Non à la charia dans les banques

Publié le 09/01/2010 à 00:00

Non à la charia dans les banques

Publié le 09/01/2010 à 00:00

Par Jean-Paul Gagné

Le gouvernement Harper devra bientôt décider s'il permet à des banques canadiennes de recueillir de l'épargne et d'accorder des prêts en respectant les principes de la charia, qui interdit l'intérêt.


Selon des documents obtenus par La Presse à la fin décembre en vertu de la Loi sur l'accès à l'information, la ministre responsable de la Société canadienne d'hypothèques et de logement (SCHL), Diane Finley, a en mains une étude du cabinet d'avocats Gowlings sur cette question épineuse. L'étude, réalisée à la demande de la SCHL et remise au gouvernement il y a au moins un an, serait rendue publique en 2010.

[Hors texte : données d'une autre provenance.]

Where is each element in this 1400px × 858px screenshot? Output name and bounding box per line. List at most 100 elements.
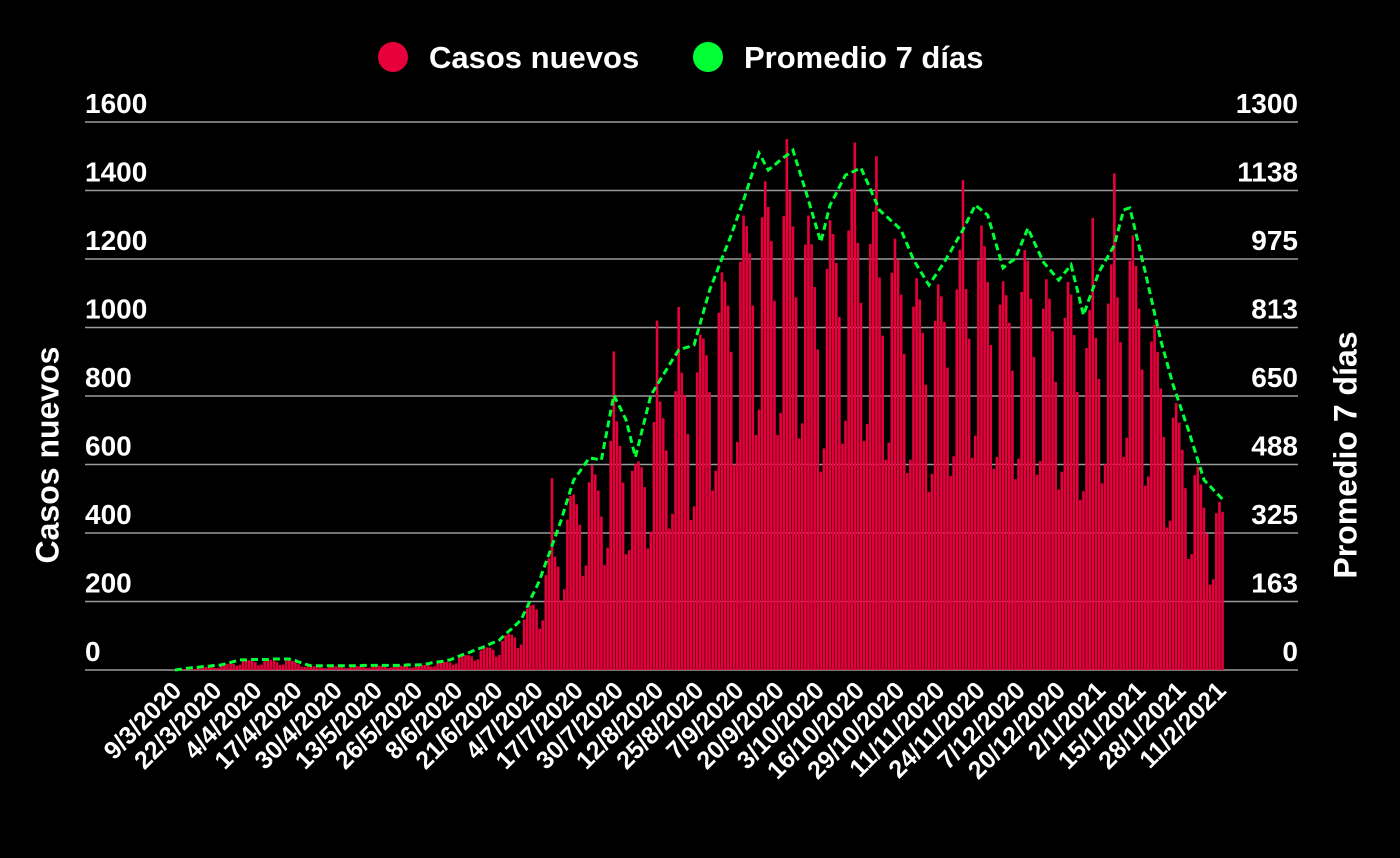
bar [1067, 282, 1070, 670]
bar [575, 504, 578, 670]
bar [838, 317, 841, 670]
y2-tick-label: 0 [1282, 636, 1298, 667]
bar [1212, 579, 1215, 670]
y2-tick-label: 650 [1251, 362, 1298, 393]
bar [971, 458, 974, 670]
bar [236, 666, 239, 670]
bar [1054, 382, 1057, 670]
bar [619, 446, 622, 670]
bar [866, 424, 869, 670]
bar [356, 666, 359, 670]
bar [1085, 348, 1088, 670]
bar [625, 554, 628, 670]
bar [1088, 310, 1091, 670]
bar [653, 422, 656, 670]
bar [1159, 388, 1162, 670]
bar [446, 662, 449, 670]
bar [1005, 295, 1008, 670]
bar [622, 483, 625, 670]
bar [637, 461, 640, 670]
bar [881, 336, 884, 670]
bar [884, 460, 887, 670]
bar [915, 278, 918, 670]
legend-marker [378, 42, 408, 72]
bar [1008, 323, 1011, 670]
bar [288, 659, 291, 670]
bar [730, 352, 733, 670]
bar [968, 339, 971, 670]
bar-series [174, 139, 1224, 670]
bar [1163, 437, 1166, 670]
bar [677, 307, 680, 670]
bar [303, 667, 306, 670]
bar [529, 605, 532, 670]
bar [1116, 297, 1119, 670]
bar [229, 663, 232, 670]
bar [931, 474, 934, 670]
bar [585, 566, 588, 670]
bar [1200, 484, 1203, 670]
bar [319, 667, 322, 670]
bar [520, 645, 523, 670]
bar [538, 629, 541, 670]
bar [1110, 264, 1113, 670]
bar [662, 418, 665, 670]
bar [1082, 491, 1085, 670]
bar [257, 665, 260, 670]
y-tick-label: 400 [85, 499, 132, 530]
bar [1017, 459, 1020, 670]
legend-label: Promedio 7 días [744, 40, 983, 75]
bar [965, 289, 968, 670]
bar [999, 305, 1002, 670]
bar [1079, 500, 1082, 670]
bar [248, 660, 251, 670]
bar [850, 189, 853, 670]
legend-marker [693, 42, 723, 72]
bar [273, 661, 276, 670]
bar [813, 287, 816, 670]
bar [634, 464, 637, 670]
bar [659, 401, 662, 670]
bar [1193, 475, 1196, 670]
bar [387, 668, 390, 670]
bar [464, 655, 467, 670]
bar [591, 466, 594, 670]
y-tick-label: 200 [85, 568, 132, 599]
bar [1147, 476, 1150, 670]
bar [820, 472, 823, 670]
bar [492, 650, 495, 670]
bar [696, 372, 699, 670]
bar [918, 299, 921, 670]
y-tick-label: 0 [85, 636, 101, 667]
bar [480, 650, 483, 670]
bar [569, 496, 572, 670]
bar [1184, 488, 1187, 670]
bar [878, 277, 881, 670]
bar [545, 575, 548, 670]
bar [436, 663, 439, 670]
bar [467, 655, 470, 670]
bar [1187, 559, 1190, 670]
bar [943, 322, 946, 670]
bar [1190, 554, 1193, 670]
bar [541, 620, 544, 670]
bar [1042, 309, 1045, 670]
bar [1141, 370, 1144, 670]
bar [276, 662, 279, 670]
bar [1098, 379, 1101, 670]
bar [959, 250, 962, 670]
bar [767, 207, 770, 670]
bar [507, 634, 510, 670]
bar [854, 143, 857, 670]
bar [473, 661, 476, 670]
bar [532, 605, 535, 670]
bar [699, 335, 702, 670]
bar [242, 661, 245, 670]
bar [1002, 281, 1005, 670]
bar [551, 478, 554, 670]
bar [752, 306, 755, 670]
bar [857, 243, 860, 670]
bar [461, 655, 464, 670]
bar [504, 635, 507, 670]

La SCHL a été amenée à s'intéresser à cette question parce qu'elle garantit des prêts à l'habitation, un dispositif attrayant pour les organisations islamistes, qui visent le développement de projets immobiliers résidentiels destinés à une clientèle musulmane.

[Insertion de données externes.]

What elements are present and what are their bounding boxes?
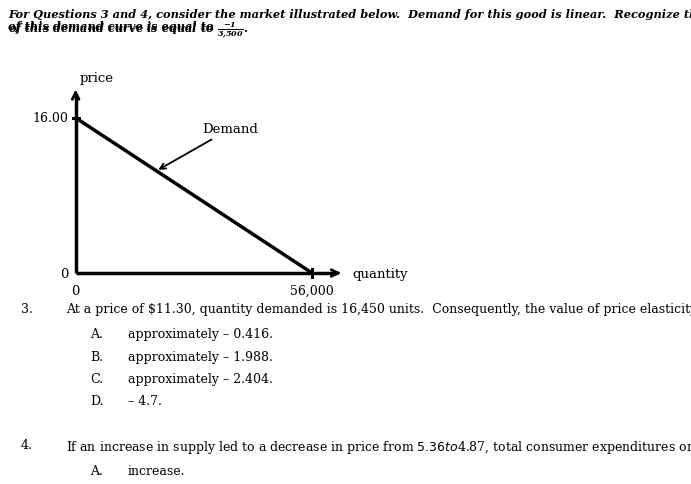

Pour sa part, le Bureau du surintendant des institutions financières, qui relève du ministre des Finances, Jim Flaherty, a reçu au moins deux demandes de création d'une banque islamique. L'une vient d'AlBassam House de Calgary, qui a ses racines en Arabie-Saoudite. Si un permis lui est accordé, l'institution fera affaire sous le nom d'Al Salam Bank Canada. L'autre demande est confidentielle.

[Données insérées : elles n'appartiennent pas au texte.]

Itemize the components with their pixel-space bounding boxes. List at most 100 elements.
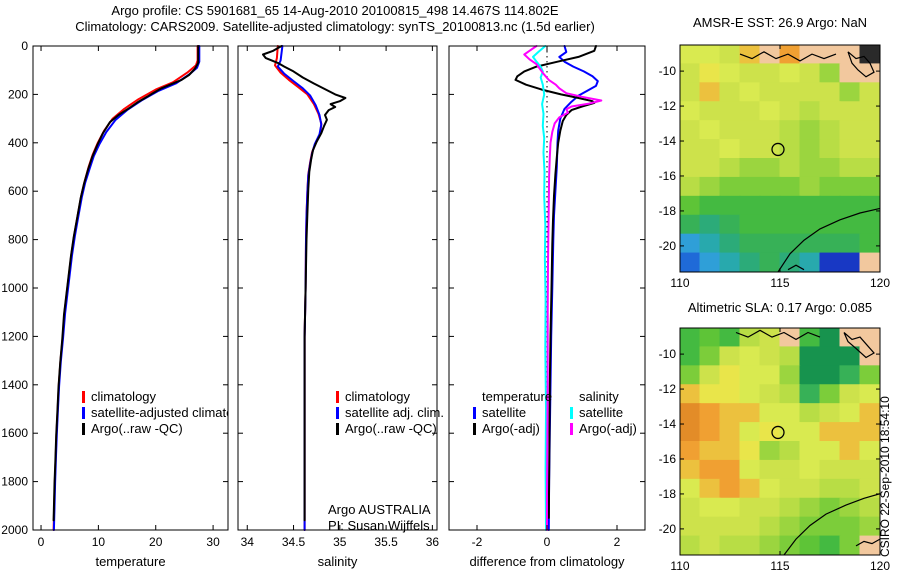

Le gouvernement Harper tergiverse dans ce dossier, comme dans le cas de toutes les affaires qui concernent des groupes religieux.


En vertu de la Loi sur les banques, aucune banque canadienne ne peut recueillir de l'épargne et faire des prêts en respectant la charia, une loi islamique qui régit la vie religieuse, politique et sociale dans certains États musulmans, et que des activistes veulent implanter dans d'autres pays où vivent des minorités musulmanes. La charia interdit l'intérêt selon une interprétation discutable du Coran, livre sacré écrit par le prophète Mahomet à la suite des révélations d'Allah. Le Coran interdirait plutôt l'" usure ", c'est-à-dire le paiement d'un " intérêt excessif ".


Selon Tarek Fatah, fondateur du Muslim Canadian Congress (MCC), le concept de banque islamique a été développé par des idéologues pendant les années 1920, et les premières banques respectueuses de la charia sont apparues au Pakistan et au Moyen-Orient au cours des années 1970. Depuis, elles se multiplient, si bien que des banques britanniques, américaines et canadiennes (telles les banques Royale et de Montréal) ont établi des filiales respectueuses de cette pratique pour leurs activités au Moyen-Orient.


Les musulmans qui vivent au Canada sont divisés sur cette question. Alors que certains activistes plaident pour l'établissement de banques islamiques au Canada, le MCC dénonce cette offensive, qu'il voit comme un cheval de Troie des intégristes en faveur de la charia. Cette tentative suit le rejet par le gouvernement ontarien, en 2005, d'une recommandation d'une commission consultative à l'effet de permettre la création de tribunaux islamiques pour régler les conflits familiaux. Cette recommandation a eu des échos jusqu'à l'Assemblée nationale, qui a adopté à l'unanimité une résolution stipulant l'exclusion de la charia dans le règlement des conflits familiaux. La charia avantage les hommes lors de divorces, notamment pour la garde des enfants et le partage du patrimoine familial.


Des prêts conformes à la charia sont déjà consentis au Canada, notamment à Montréal. lls sont consentis par des coopératives qui se rémunèrent de deux façons : soit en participant à la propriété des maisons ou des copropriétés qu'elles financent et en participant au gain en capital à leur revente, soit en exigeant l'achat de parts dans la coopérative par les acquéreurs des maisons. Des frais connexes sont également exigés. De cette façon, l'argent prêté par la coopérative est bel et bien rémunéré, même s'il ne s'agit pas d'intérêt.


Ottawa doit dire non à cette demande pour trois raisons :


1. L'accès à la propriété ne serait pas amélioré, car il n'en coûte pas moins cher de faire affaire avec des institutions islamiques.


2. Le but ultime des promoteurs des banques islamiques n'est pas religieux. C'est un moyen de plus pour ghettoïser, endoctriner et exploiter des musulmans mal informés.


3. La religion n'a pas sa place dans les affaires bancaires, pas plus que dans les autres activités civiles.